[Toybox] grep corner cases

Rob Landley rob at landley.net
Thu Aug 22 01:38:30 PDT 2013


On 08/21/2013 03:42:29 PM, Felix Janda wrote:
> Rob Landley wrote:
> > On 08/20/2013 12:29:08 PM, Felix Janda wrote:
> > > Rob Landley wrote:
> > > > On 08/19/2013 02:26:55 PM, Felix Janda wrote:
> > > > > Hi,
> > > > >
> > > > > I saw the comment in changeset 1017 on possible bugs in GNU  
> grep.
> > > > >
> > > > > The failing tests are for me:
> > > > >
> > > > > testing "grep -vo" "grep -vo one input" "two\nthree\n"
> > > > > "onetwoonethreeone\n" ""
> > > > > testing "grep -Fx ''" "grep -Fx '' input" "one one one\n"  
> "one one
> > > > > one\n" ""
> > > > > testing "grep -F -e blah -e ''" "grep -F -e blah -e '' input"  
> "one
> > > > > one one\n" \
> > > > >   "one one one\n" ""
> > > > >
> > > > > -o is a GNU extension making grep only output the matched  
> parts of
> > > > > each
> > > > > matched line. So since -v inverts the set of all matched lines
> > > grep
> > > > > -vo
> > > > > should not output anything.
> > > >
> > > > Does it invert the set of matched _lines_, or does it invert the
> > > match
> > > > criteria? I made it so that:
> > >
> > >      -v
> > >      Select lines not matching any of the specified patterns. If  
> the
> > >      -v option is not specified, selected lines shall be those  
> that
> > >      match any of the specified patterns.
> > >
> > > Does sound to me like the former. This fits the line based nature  
> of
> > > many
> > > of the POSIX tools. It however doesn't make grep -vo very useful.
> >
> > Posix does not have the -o option. The -o option is not line based.
> > This is about the effect of other options on the -o option.
> 
> Since you still can't match things spanning lines -o doesn't seem to
> make grep into a byte based tool.

I was thinking more along the lines of "sed exists" if you want to do  
fancy stuff. (Neither is a byte based tool, both are line based.)

> What should
> 
> echo on | grep -vo a
> 
> output? If you say that the sense of matching is inverted shouldn't
> the output be
> 
> 
> o
> n
> on
> 
> or some permutation thereof?

Um, no? There's no a anywhere in "on" so you're not chopping anything  
out so there's no reason to split the output. (And you're repeating  
letters...? Showing each letter twice...?)

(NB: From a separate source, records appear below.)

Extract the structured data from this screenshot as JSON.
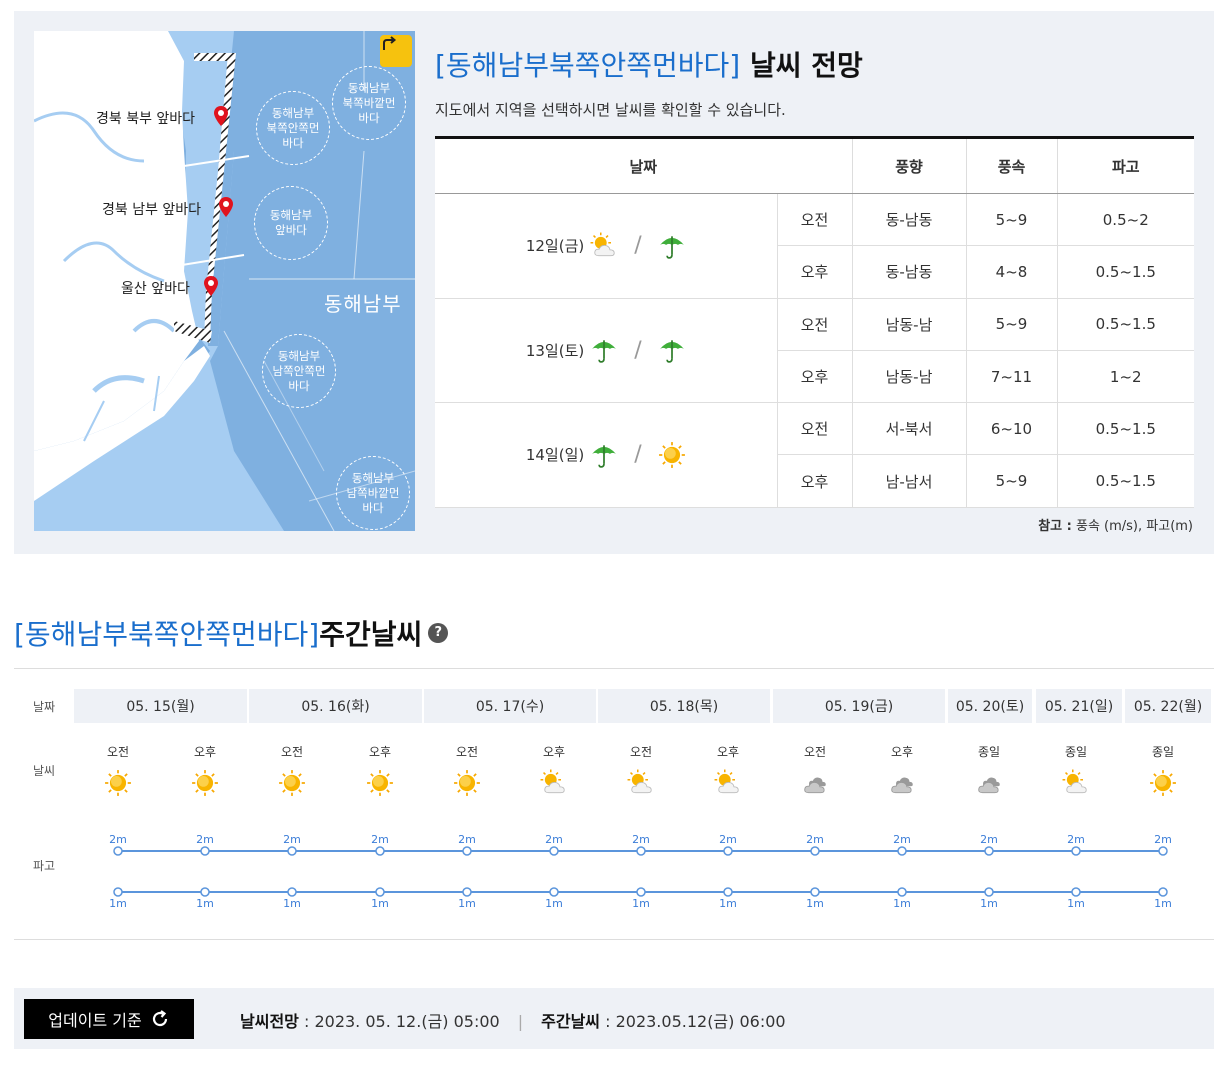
{
  "forecast": {
    "region_bracket": "[동해남부북쪽안쪽먼바다]",
    "title_suffix": " 날씨 전망",
    "subtitle": "지도에서 지역을 선택하시면 날씨를 확인할 수 있습니다.",
    "headers": [
      "날짜",
      "풍향",
      "풍속",
      "파고"
    ],
    "days": [
      {
        "date": "12일(금)",
        "icons": [
          "partly-cloudy-icon",
          "umbrella-icon"
        ],
        "rows": [
          {
            "period": "오전",
            "dir": "동-남동",
            "speed": "5~9",
            "wave": "0.5~2"
          },
          {
            "period": "오후",
            "dir": "동-남동",
            "speed": "4~8",
            "wave": "0.5~1.5"
          }
        ]
      },
      {
        "date": "13일(토)",
        "icons": [
          "umbrella-icon",
          "umbrella-icon"
        ],
        "rows": [
          {
            "period": "오전",
            "dir": "남동-남",
            "speed": "5~9",
            "wave": "0.5~1.5"
          },
          {
            "period": "오후",
            "dir": "남동-남",
            "speed": "7~11",
            "wave": "1~2"
          }
        ]
      },
      {
        "date": "14일(일)",
        "icons": [
          "umbrella-icon",
          "sun-icon"
        ],
        "rows": [
          {
            "period": "오전",
            "dir": "서-북서",
            "speed": "6~10",
            "wave": "0.5~1.5"
          },
          {
            "period": "오후",
            "dir": "남-남서",
            "speed": "5~9",
            "wave": "0.5~1.5"
          }
        ]
      }
    ],
    "note_label": "참고 :",
    "note_text": " 풍속 (m/s), 파고(m)"
  },
  "map": {
    "labels": [
      "경북 북부 앞바다",
      "경북 남부 앞바다",
      "울산 앞바다"
    ],
    "zones": [
      "동해남부\n북쪽안쪽먼\n바다",
      "동해남부\n북쪽바깥먼\n바다",
      "동해남부\n앞바다",
      "동해남부\n남쪽안쪽먼\n바다",
      "동해남부\n남쪽바깥먼\n바다"
    ],
    "region_name": "동해남부"
  },
  "weekly": {
    "region_bracket": "[동해남부북쪽안쪽먼바다]",
    "title_suffix": " 주간날씨",
    "help": "?",
    "row_labels": {
      "date": "날짜",
      "weather": "날씨",
      "wave": "파고"
    },
    "days": [
      "05. 15(월)",
      "05. 16(화)",
      "05. 17(수)",
      "05. 18(목)",
      "05. 19(금)",
      "05. 20(토)",
      "05. 21(일)",
      "05. 22(월)"
    ],
    "slots": [
      {
        "label": "오전",
        "icon": "sun-icon",
        "high": "2m",
        "low": "1m"
      },
      {
        "label": "오후",
        "icon": "sun-icon",
        "high": "2m",
        "low": "1m"
      },
      {
        "label": "오전",
        "icon": "sun-icon",
        "high": "2m",
        "low": "1m"
      },
      {
        "label": "오후",
        "icon": "sun-icon",
        "high": "2m",
        "low": "1m"
      },
      {
        "label": "오전",
        "icon": "sun-icon",
        "high": "2m",
        "low": "1m"
      },
      {
        "label": "오후",
        "icon": "partly-cloudy-icon",
        "high": "2m",
        "low": "1m"
      },
      {
        "label": "오전",
        "icon": "partly-cloudy-icon",
        "high": "2m",
        "low": "1m"
      },
      {
        "label": "오후",
        "icon": "partly-cloudy-icon",
        "high": "2m",
        "low": "1m"
      },
      {
        "label": "오전",
        "icon": "cloudy-icon",
        "high": "2m",
        "low": "1m"
      },
      {
        "label": "오후",
        "icon": "cloudy-icon",
        "high": "2m",
        "low": "1m"
      },
      {
        "label": "종일",
        "icon": "cloudy-icon",
        "high": "2m",
        "low": "1m"
      },
      {
        "label": "종일",
        "icon": "partly-cloudy-icon",
        "high": "2m",
        "low": "1m"
      },
      {
        "label": "종일",
        "icon": "sun-icon",
        "high": "2m",
        "low": "1m"
      }
    ]
  },
  "update": {
    "button_label": "업데이트 기준",
    "forecast_label": "날씨전망",
    "forecast_time": " : 2023. 05. 12.(금) 05:00",
    "separator": "|",
    "weekly_label": "주간날씨",
    "weekly_time": " : 2023.05.12(금) 06:00"
  },
  "colors": {
    "accent_blue": "#1a6ecc",
    "sea": "#7fb0e0",
    "near_sea": "#a6cdf2",
    "land": "#ffffff",
    "sun": "#f7a800",
    "umbrella": "#3fae3a"
  }
}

> The current output of toybox is pretting interesting...

I'm trying to figure out, logically, what it _should_ do. What  
reverting the test means. If -o shows each matching part as a separate  
line (which can very quite a bit with wildcards), then -vo would show  
each non-matching part as a separate line.

I'm open to counterarguments, but that sounds right to me...

> > > >    echo oneandtwoandthree | grep -ov
> > >
> > > Shouldn't it be
> > >
> > >     echo oneandtwoandthree | grep -ov and
> >
> > Yes.
> >
> > > > would produce:
> > > >    one
> > > >    two
> > > >    three
> > > >
> > > > (I pondered onetwothree but that's not how -o without -v  
> works...)

Specifically, -o without -v splits lines. It doesn't showing the  
matching bits concatenated on one line, therefore the reversed version  
would be separate lines too. It just inverts what it splits on and what  
it shows, it doesn't change split into concatenate.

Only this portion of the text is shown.